Field Note 17: no framework decision

Background

The app only needs fetch, DOM creation, state, and a few event listeners.

Goal

Avoid a framework until the interaction model demands it.

Prompt

Create a simple dark-mode page without decoration.

Result

The practice room stays readable as one HTML file.

Tips

  • Use plain JavaScript for small demos.
  • Keep state object tiny.
  • Create DOM from data.
  • Avoid build steps.
  • Refactor only when pain appears.

Evidence from the demo

The practice room stays readable as one HTML file. This is the part a reviewer can check directly. The field note should stay connected to that evidence instead of drifting into generic advice about vibe coding.

Review check

For no framework decision, confirm three things: the background describes a real project pressure, the goal names the intended behavior, and the result points to something visible in the files or browser.

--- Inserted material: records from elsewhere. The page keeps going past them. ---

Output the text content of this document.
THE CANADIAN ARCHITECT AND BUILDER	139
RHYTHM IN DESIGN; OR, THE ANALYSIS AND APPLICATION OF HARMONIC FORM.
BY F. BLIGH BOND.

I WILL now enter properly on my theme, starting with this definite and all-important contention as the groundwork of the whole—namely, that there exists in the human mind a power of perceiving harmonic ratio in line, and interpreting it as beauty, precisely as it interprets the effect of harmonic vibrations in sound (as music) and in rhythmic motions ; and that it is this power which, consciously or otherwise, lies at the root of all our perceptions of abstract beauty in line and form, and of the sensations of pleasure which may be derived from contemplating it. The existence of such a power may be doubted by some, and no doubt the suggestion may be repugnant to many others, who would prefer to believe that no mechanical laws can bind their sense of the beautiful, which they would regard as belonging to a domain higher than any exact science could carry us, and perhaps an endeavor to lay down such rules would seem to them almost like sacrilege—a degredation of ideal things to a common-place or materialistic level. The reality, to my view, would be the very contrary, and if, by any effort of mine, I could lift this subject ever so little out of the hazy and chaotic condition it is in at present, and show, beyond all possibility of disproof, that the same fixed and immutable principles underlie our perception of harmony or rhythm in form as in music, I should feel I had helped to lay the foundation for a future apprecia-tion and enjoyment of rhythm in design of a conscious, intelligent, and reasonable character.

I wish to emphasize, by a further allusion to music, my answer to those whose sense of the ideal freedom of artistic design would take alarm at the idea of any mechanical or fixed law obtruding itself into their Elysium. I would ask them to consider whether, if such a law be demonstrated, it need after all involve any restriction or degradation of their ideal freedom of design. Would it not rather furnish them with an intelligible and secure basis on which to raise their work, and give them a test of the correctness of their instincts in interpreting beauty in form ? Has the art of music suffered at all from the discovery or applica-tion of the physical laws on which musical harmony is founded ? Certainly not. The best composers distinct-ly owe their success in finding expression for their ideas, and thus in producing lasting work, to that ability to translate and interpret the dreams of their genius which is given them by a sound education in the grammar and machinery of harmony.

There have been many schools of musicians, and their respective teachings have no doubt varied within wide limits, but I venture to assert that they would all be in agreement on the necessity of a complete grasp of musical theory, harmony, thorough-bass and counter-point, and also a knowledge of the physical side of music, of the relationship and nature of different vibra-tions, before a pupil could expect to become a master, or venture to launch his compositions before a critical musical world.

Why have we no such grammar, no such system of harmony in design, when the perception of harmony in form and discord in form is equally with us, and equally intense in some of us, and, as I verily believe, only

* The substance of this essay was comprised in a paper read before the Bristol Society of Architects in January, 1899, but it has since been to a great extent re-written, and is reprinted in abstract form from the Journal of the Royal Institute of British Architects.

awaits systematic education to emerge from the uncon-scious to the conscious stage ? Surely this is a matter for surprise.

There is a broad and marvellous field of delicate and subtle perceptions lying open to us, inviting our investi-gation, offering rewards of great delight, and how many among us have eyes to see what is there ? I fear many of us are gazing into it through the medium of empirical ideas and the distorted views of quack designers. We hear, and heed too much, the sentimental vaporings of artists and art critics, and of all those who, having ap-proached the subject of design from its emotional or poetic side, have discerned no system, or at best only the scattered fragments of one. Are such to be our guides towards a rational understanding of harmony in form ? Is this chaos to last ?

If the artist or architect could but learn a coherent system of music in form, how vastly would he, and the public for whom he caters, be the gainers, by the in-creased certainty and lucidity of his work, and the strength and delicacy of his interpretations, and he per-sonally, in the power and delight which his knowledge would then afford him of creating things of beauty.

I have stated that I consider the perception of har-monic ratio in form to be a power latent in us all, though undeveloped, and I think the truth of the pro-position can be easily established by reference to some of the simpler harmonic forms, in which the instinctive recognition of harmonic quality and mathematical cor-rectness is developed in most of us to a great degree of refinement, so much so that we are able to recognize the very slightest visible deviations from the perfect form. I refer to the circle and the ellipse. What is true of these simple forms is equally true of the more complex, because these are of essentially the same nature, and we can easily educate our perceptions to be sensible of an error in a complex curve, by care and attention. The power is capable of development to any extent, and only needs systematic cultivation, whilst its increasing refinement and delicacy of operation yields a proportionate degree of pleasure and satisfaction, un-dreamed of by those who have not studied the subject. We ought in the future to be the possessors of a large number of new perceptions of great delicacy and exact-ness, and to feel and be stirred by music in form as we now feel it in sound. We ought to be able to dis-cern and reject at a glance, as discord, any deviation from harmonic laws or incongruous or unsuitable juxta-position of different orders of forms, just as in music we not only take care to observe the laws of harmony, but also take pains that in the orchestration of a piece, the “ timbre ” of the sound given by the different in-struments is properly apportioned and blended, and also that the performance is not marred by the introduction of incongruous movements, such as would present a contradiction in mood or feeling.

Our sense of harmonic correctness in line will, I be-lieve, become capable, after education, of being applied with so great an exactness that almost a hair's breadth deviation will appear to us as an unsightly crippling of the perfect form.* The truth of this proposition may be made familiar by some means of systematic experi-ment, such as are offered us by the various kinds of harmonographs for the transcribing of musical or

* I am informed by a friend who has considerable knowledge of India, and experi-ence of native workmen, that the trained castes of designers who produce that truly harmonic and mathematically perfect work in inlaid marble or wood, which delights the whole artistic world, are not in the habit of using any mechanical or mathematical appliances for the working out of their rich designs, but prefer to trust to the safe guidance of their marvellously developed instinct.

If one of those three pieces is missing, rewrite the note before publishing.


Field Note 18: content quality gate

Background

The question guide says distractors must be plausible and rationales must prove the key.

Goal

Make content review part of the engineering workflow.

Prompt

Follow question guide and upgrade practice sets to professional level.

Result

The JSON structure preserves option-level explanations that can be audited later.

Tips

  • Review distractors.
  • Check key uniqueness.
  • Avoid obsolete facts.
  • Use active voice.
  • Keep rationales current.

Evidence from the demo

The JSON structure preserves option-level explanations that can be audited later. This is the part a reviewer can check directly. The field note should stay connected to that evidence instead of drifting into generic advice about vibe coding.

Review check

For content quality gate, confirm three things: the background describes a real project pressure, the goal names the intended behavior, and the result points to something visible in the files or browser. If one of those three pieces is missing, rewrite the note before publishing.

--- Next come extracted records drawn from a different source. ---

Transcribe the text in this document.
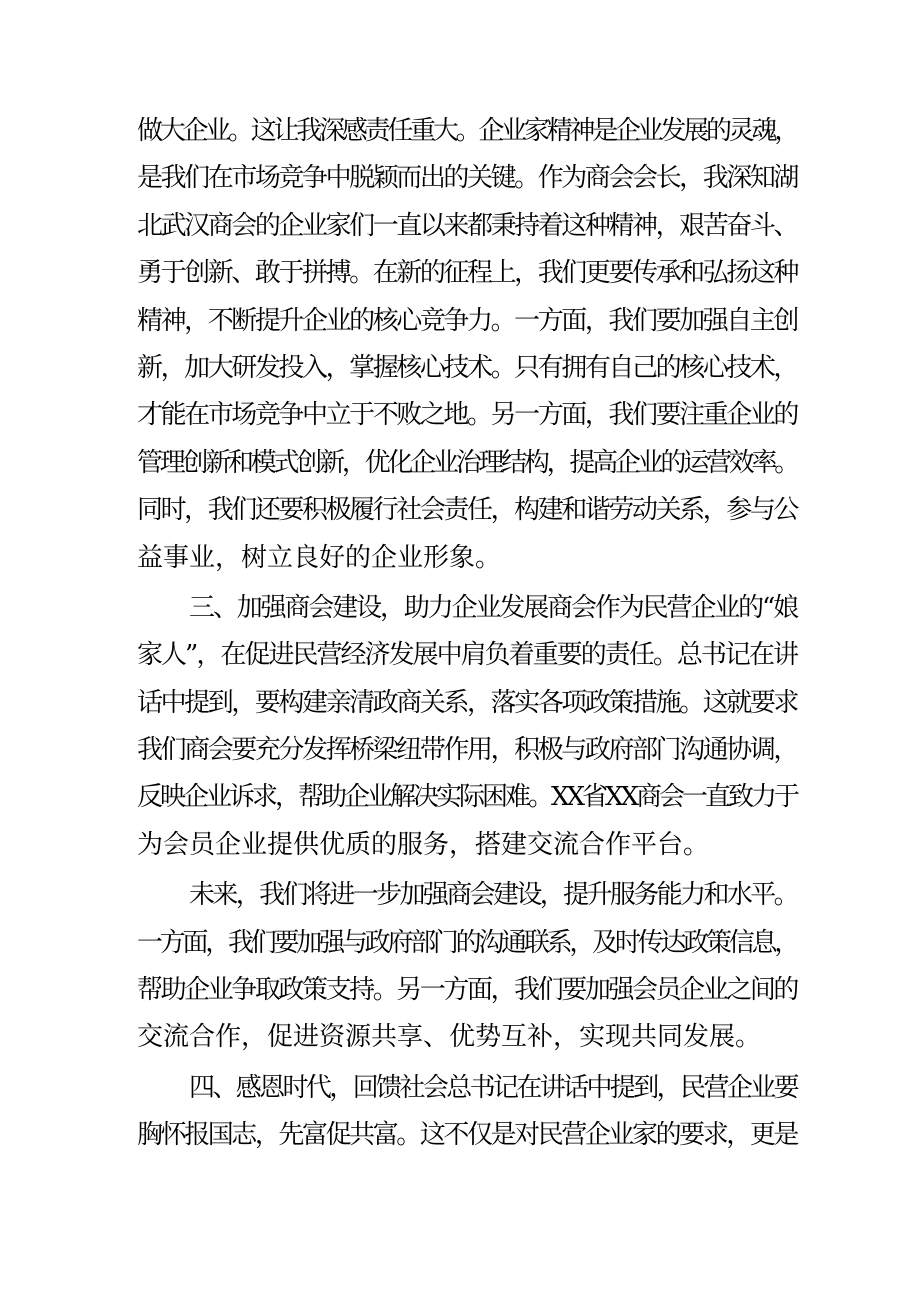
做大企业。这让我深感责任重大。企业家精神是企业发展的灵魂，
是我们在市场竞争中脱颖而出的关键。作为商会会长，我深知湖
北武汉商会的企业家们一直以来都秉持着这种精神，艰苦奋斗、
勇于创新、敢于拼搏。在新的征程上，我们更要传承和弘扬这种
精神，不断提升企业的核心竞争力。一方面，我们要加强自主创
新，加大研发投入，掌握核心技术。只有拥有自己的核心技术，
才能在市场竞争中立于不败之地。另一方面，我们要注重企业的
管理创新和模式创新，优化企业治理结构，提高企业的运营效率。
同时，我们还要积极履行社会责任，构建和谐劳动关系，参与公
益事业，树立良好的企业形象。
三、加强商会建设，助力企业发展商会作为民营企业的“娘
家人”，在促进民营经济发展中肩负着重要的责任。总书记在讲
话中提到，要构建亲清政商关系，落实各项政策措施。这就要求
我们商会要充分发挥桥梁纽带作用，积极与政府部门沟通协调，
反映企业诉求，帮助企业解决实际困难。XX省XX商会一直致力于
为会员企业提供优质的服务，搭建交流合作平台。
未来，我们将进一步加强商会建设，提升服务能力和水平。
一方面，我们要加强与政府部门的沟通联系，及时传达政策信息，
帮助企业争取政策支持。另一方面，我们要加强会员企业之间的
交流合作，促进资源共享、优势互补，实现共同发展。
四、感恩时代，回馈社会总书记在讲话中提到，民营企业要
胸怀报国志，先富促共富。这不仅是对民营企业家的要求，更是
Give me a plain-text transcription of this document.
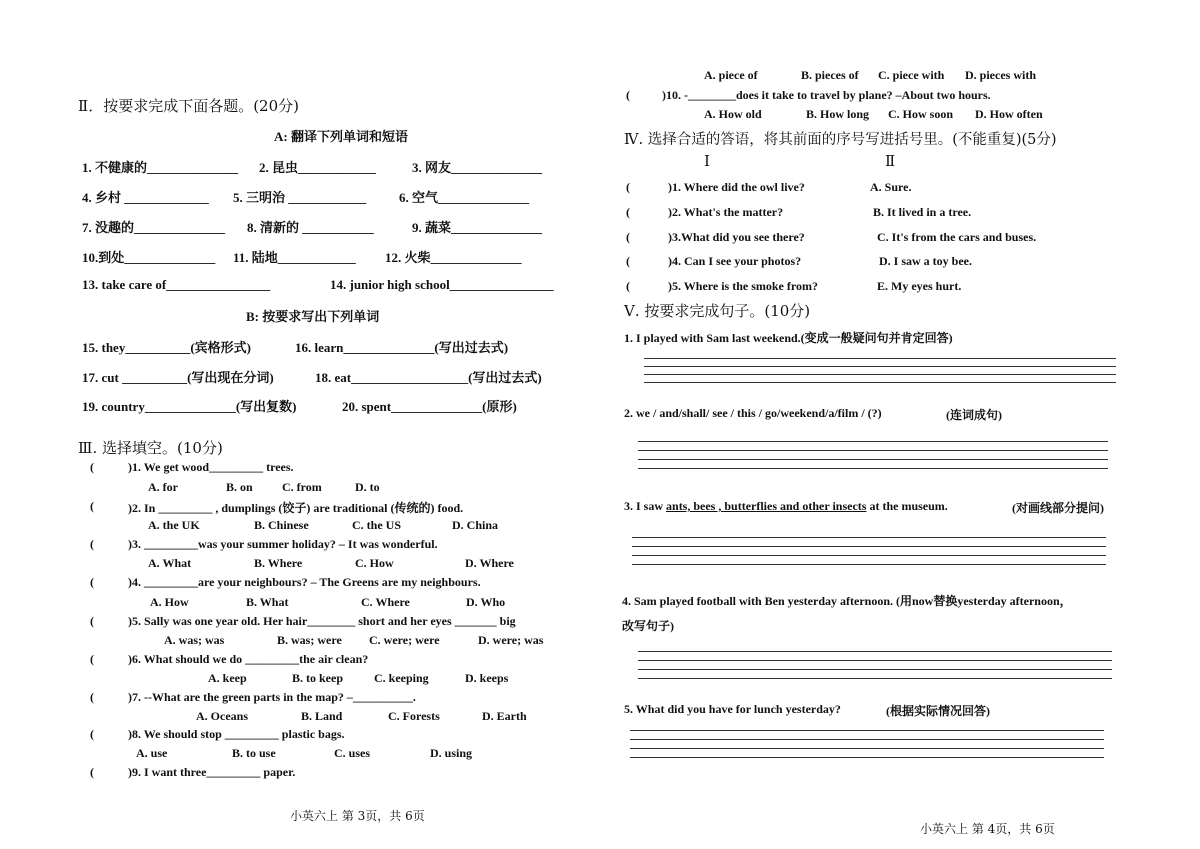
Ⅱ．按要求完成下面各题。(20分)
A: 翻译下列单词和短语
1. 不健康的______________ 2. 昆虫____________	3. 网友______________
4. 乡村 _____________ 5. 三明治 ____________	6. 空气______________
7. 没趣的______________ 8. 清新的 ___________	9. 蔬菜______________
10.到处______________ 11. 陆地____________ 12. 火柴______________
13. take care of________________	14. junior high school________________
B: 按要求写出下列单词
15. they__________(宾格形式)	16. learn______________(写出过去式)
17. cut __________(写出现在分词)	18. eat__________________(写出过去式)
19. country______________(写出复数)	20. spent______________(原形)
Ⅲ. 选择填空。(10分)
(	)1. We get wood_________ trees.
A. for	B. on C. from	D. to
(	)2. In _________ , dumplings (饺子) are traditional (传统的) food.
A. the UK	B. Chinese	C. the US	D. China
(	)3. _________was your summer holiday? – It was wonderful.
A. What	B. Where	C. How	D. Where
(	)4. _________are your neighbours? – The Greens are my neighbours.
A. How	B. What	C. Where	D. Who
(	)5. Sally was one year old. Her hair________ short and her eyes _______ big
A. was; was	B. was; were C. were; were	D. were; was
(	)6. What should we do _________the air clean?
A. keep	B. to keep	C. keeping	D. keeps
(	)7. --What are the green parts in the map? –__________.
A. Oceans	B. Land	C. Forests	D. Earth
(	)8. We should stop _________ plastic bags.
A. use	B. to use	C. uses	D. using
(	)9. I want three_________ paper.
小英六上 第 3页，共 6页
A. piece of	B. pieces of C. piece with D. pieces with
(	)10. -________does it take to travel by plane? –About two hours.
A. How old	B. How long C. How soon D. How often
Ⅳ. 选择合适的答语，将其前面的序号写进括号里。(不能重复)(5分)
Ⅰ	Ⅱ
(	)1. Where did the owl live?	A. Sure.
(	)2. What's the matter?	B. It lived in a tree.
(	)3.What did you see there?	C. It's from the cars and buses.
(	)4. Can I see your photos?	D. I saw a toy bee.
(	)5. Where is the smoke from?	E. My eyes hurt.
Ⅴ. 按要求完成句子。(10分)
1. I played with Sam last weekend.(变成一般疑问句并肯定回答)
2. we / and/shall/ see / this / go/weekend/a/film / (?)	(连词成句)
3. I saw ants, bees , butterflies and other insects at the museum.	(对画线部分提问)
4. Sam played football with Ben yesterday afternoon. (用now替换yesterday afternoon，
改写句子)
5. What did you have for lunch yesterday?	(根据实际情况回答)
小英六上 第 4页，共 6页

Field Note 19: public link testing

Background

Every landing-page card depends on a matching practice-room URL.

Goal

Treat each card as a test case for the player.

Prompt

Add exam card with link exam_name&chapter=1&question=1.

Result

The library became a set of ready-made deep links into the app.

Tips

  • Click every new card.
  • Check JSON filename spelling.
  • Check first chapter number.
  • Check first question number.
  • Confirm title loads.

Evidence from the demo

The library became a set of ready-made deep links into the app. This is the part a reviewer can check directly. The field note should stay connected to that evidence instead of drifting into generic advice about vibe coding.

Review check

For public link testing, confirm three things: the background describes a real project pressure, the goal names the intended behavior, and the result points to something visible in the files or browser. If one of those three pieces is missing, rewrite the note before publishing.

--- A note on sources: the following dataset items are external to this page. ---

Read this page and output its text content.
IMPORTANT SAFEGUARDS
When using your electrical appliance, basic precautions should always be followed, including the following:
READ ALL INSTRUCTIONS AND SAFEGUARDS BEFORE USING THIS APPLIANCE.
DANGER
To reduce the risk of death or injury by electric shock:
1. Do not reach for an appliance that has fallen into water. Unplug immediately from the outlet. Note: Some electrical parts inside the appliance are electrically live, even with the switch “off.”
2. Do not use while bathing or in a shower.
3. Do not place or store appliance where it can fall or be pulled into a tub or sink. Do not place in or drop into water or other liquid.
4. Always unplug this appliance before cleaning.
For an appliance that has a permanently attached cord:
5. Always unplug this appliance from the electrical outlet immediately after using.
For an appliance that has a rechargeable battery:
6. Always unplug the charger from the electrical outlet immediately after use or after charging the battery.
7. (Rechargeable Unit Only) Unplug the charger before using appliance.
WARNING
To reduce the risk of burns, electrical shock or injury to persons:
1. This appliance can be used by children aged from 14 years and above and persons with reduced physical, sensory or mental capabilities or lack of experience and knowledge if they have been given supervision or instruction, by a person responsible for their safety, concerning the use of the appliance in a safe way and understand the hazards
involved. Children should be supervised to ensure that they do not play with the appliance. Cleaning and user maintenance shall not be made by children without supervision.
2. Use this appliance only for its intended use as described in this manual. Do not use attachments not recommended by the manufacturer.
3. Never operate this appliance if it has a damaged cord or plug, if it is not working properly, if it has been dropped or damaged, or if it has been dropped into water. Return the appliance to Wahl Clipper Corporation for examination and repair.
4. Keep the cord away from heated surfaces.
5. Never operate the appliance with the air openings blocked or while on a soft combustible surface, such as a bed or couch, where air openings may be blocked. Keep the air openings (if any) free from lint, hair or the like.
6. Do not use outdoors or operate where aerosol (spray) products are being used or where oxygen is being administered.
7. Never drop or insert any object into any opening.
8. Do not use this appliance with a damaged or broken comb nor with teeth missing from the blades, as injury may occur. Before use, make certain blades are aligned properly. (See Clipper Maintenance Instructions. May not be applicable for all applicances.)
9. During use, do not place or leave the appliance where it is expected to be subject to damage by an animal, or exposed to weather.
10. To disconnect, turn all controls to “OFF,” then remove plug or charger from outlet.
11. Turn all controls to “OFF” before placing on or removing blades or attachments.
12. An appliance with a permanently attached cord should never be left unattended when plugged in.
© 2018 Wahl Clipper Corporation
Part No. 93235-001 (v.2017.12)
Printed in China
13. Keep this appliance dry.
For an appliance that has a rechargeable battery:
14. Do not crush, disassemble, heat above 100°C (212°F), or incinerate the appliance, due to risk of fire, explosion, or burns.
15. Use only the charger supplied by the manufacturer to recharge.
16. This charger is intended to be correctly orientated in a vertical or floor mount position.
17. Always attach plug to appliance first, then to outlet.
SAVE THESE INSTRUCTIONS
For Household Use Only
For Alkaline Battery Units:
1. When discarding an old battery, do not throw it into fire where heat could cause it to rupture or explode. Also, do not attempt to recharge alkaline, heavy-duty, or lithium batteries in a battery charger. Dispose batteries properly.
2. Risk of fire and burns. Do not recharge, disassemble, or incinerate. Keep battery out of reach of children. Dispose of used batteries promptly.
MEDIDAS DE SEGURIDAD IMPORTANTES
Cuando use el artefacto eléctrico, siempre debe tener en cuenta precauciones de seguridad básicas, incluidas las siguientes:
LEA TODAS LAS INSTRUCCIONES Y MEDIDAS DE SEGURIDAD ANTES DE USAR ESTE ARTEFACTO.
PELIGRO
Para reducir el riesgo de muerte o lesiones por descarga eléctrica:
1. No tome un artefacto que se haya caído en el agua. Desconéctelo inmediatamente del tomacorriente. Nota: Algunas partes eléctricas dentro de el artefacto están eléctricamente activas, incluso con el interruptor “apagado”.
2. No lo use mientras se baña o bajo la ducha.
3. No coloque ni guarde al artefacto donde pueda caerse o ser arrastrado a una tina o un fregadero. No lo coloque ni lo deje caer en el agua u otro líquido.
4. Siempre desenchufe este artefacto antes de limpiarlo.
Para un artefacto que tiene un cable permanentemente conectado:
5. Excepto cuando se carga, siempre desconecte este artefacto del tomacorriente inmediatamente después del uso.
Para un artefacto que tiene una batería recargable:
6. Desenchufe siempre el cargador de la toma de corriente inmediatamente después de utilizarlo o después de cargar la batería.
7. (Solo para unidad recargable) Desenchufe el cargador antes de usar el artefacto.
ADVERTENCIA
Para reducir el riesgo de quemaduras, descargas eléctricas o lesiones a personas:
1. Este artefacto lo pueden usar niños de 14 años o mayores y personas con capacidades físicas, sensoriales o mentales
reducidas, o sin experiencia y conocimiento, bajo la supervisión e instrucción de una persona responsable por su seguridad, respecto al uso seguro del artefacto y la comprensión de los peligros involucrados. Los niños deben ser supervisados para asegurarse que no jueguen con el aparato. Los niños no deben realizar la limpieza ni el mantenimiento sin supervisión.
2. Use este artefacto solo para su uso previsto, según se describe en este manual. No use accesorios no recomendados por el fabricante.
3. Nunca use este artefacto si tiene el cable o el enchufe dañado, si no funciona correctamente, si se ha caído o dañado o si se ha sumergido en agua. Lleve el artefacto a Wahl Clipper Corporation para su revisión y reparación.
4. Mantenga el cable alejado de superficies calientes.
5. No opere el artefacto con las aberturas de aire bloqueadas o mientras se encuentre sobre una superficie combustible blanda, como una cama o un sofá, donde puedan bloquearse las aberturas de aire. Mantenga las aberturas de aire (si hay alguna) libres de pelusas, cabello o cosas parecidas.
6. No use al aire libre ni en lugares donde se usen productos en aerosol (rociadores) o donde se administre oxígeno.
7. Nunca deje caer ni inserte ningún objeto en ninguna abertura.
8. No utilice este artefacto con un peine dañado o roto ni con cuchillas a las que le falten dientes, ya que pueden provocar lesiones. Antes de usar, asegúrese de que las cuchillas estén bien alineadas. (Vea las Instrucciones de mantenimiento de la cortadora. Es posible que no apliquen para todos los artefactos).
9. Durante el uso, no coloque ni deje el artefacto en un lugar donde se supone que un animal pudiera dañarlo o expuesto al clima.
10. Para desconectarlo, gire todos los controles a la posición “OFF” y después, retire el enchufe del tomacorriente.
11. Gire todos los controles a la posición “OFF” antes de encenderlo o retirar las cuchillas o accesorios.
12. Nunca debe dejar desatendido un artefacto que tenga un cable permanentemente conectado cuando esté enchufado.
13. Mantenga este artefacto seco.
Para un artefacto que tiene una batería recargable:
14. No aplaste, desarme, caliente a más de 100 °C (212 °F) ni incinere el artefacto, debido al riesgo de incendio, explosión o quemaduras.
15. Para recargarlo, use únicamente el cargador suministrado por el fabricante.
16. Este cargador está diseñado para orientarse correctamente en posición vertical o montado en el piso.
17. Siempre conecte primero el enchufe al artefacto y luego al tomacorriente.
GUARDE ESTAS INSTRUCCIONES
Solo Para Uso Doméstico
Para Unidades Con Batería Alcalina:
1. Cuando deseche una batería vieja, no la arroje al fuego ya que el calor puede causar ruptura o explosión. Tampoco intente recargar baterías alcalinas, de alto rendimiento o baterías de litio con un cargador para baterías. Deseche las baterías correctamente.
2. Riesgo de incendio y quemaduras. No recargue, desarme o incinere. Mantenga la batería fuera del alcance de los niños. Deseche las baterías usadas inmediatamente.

Field Note 20: learning loop ownership

Background

The practice player owns learning behavior; the landing page owns discovery.

Goal

Keep responsibilities separated so changes stay simple.

Prompt

Use index.html for catalog and practice-room.html for questions.

Result

The system can grow the catalog without touching answer checking, and improve the player without rewriting marketing copy.

Tips

  • Separate discovery from practice.
  • Keep content in JSON.
  • Use links as boundaries.
  • Avoid cross-file coupling.
  • Document who owns each behavior.

Evidence from the demo

The system can grow the catalog without touching answer checking, and improve the player without rewriting marketing copy. This is the part a reviewer can check directly. The field note should stay connected to that evidence instead of drifting into generic advice about vibe coding.

Review check

For learning loop ownership, confirm three things: the background describes a real project pressure, the goal names the intended behavior, and the result points to something visible in the files or browser. If one of those three pieces is missing, rewrite the note before publishing.